Problem

The same algorithm in two languages can have wildly different real-world cost. K-means is a small, well-defined kernel that exercises memory layout, vectorization, and parallelism — a clean target for a head-to-head.

Approach

  • Python side: hand-rolled NumPy implementation (to control the assignment + update loops directly) plus scikit-learn as the industrial baseline.
  • Rust side: from-scratch implementation over a Vec<DataPoint> array-of-structs layout, with Rayon for optional data-parallel assignment/update (a flat-matrix, BLAS-backed ndarray rewrite is the obvious next step for large n).
  • Iso-algorithm design: every engine uses the same k-means++ initialization, and scikit-learn runs at n_init=1 — so any difference is the engine, not the seeding.
  • All run on the same synthetic Gaussian-blob datasets across 9 sizes (1k–256k), 3 feature counts, and 2 cluster budgets, with 3 repeats per cell.
  • Metric: end-to-end CLI wall time (load CSV → fit k = 1..K → write CSV), sampled peak RSS, and ARI/NMI against ground-truth labels.

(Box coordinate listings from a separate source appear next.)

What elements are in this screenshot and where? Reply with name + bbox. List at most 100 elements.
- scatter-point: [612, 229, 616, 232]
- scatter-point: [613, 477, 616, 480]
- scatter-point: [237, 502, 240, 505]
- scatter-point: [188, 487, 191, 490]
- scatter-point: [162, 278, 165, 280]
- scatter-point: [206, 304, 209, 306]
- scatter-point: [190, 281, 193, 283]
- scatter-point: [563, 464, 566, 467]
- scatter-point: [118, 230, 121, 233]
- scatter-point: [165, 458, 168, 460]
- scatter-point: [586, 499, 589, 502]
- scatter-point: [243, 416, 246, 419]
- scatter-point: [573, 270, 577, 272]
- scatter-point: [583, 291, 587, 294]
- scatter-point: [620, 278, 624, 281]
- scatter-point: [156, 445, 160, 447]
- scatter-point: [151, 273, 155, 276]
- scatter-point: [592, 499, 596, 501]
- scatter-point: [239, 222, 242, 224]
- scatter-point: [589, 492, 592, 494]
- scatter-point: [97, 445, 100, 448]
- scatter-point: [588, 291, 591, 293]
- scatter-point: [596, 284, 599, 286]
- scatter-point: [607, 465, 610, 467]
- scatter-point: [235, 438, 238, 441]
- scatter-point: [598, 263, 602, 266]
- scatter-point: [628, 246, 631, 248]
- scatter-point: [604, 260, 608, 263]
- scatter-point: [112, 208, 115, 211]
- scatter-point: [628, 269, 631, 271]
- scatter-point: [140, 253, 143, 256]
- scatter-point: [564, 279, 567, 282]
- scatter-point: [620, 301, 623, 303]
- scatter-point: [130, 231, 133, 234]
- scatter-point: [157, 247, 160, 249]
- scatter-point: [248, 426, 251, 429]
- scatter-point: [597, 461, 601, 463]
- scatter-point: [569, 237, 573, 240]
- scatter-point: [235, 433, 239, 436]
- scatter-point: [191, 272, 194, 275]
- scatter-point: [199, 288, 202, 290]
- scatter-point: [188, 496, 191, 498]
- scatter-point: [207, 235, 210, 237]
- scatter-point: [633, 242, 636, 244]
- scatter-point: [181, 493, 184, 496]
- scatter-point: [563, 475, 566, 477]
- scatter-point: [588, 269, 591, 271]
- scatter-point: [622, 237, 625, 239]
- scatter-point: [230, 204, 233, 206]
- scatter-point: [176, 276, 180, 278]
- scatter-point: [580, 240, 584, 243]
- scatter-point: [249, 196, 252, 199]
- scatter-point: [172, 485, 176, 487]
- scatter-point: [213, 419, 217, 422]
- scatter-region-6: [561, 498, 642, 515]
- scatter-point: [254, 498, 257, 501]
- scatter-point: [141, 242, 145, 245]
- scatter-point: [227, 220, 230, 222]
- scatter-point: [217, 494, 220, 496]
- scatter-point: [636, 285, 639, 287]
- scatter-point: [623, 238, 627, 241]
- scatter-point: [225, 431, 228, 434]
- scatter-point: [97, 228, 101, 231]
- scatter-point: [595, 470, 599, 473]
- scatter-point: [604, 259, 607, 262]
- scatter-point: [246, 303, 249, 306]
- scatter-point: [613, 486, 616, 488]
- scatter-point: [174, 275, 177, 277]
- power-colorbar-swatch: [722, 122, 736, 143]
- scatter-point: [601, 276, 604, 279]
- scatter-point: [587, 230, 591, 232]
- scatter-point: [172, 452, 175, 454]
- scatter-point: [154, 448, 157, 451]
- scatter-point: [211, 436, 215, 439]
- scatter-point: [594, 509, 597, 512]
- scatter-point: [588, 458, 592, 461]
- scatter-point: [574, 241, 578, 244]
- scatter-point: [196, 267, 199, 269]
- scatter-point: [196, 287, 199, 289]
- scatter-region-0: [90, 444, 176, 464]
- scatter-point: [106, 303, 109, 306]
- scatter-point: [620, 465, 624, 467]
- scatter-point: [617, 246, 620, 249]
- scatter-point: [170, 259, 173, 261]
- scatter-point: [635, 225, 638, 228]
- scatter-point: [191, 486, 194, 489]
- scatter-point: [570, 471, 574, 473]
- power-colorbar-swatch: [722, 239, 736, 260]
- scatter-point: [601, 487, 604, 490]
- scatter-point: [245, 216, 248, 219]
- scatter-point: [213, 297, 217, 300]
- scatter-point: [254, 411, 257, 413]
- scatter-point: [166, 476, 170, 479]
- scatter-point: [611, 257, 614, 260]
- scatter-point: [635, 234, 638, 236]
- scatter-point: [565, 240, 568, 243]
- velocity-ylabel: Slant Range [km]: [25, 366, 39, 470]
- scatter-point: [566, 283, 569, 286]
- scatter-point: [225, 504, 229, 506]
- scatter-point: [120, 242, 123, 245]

Headline results (2026 rerun)

  • Hand-rolled Rust is a median ~4.5x faster than pure-Python NumPy and ~11x leaner in peak memory — biggest at small/medium n, and the memory win never erodes with scale.
  • scikit-learn is slower than NumPy until ~128k and overtakes Rust only where both n and k are large (the big-GEMM corner) — its BLAS, not a better algorithm.
  • Rayon adds at most ~1.3x over serial Rust, and over-subscribing all cores hurts at small n.
  • With a matched k-means++ init, every engine essentially ties on accuracy (median ARI 1.0) — the earlier quality gap was an initialization gap, not an algorithm gap.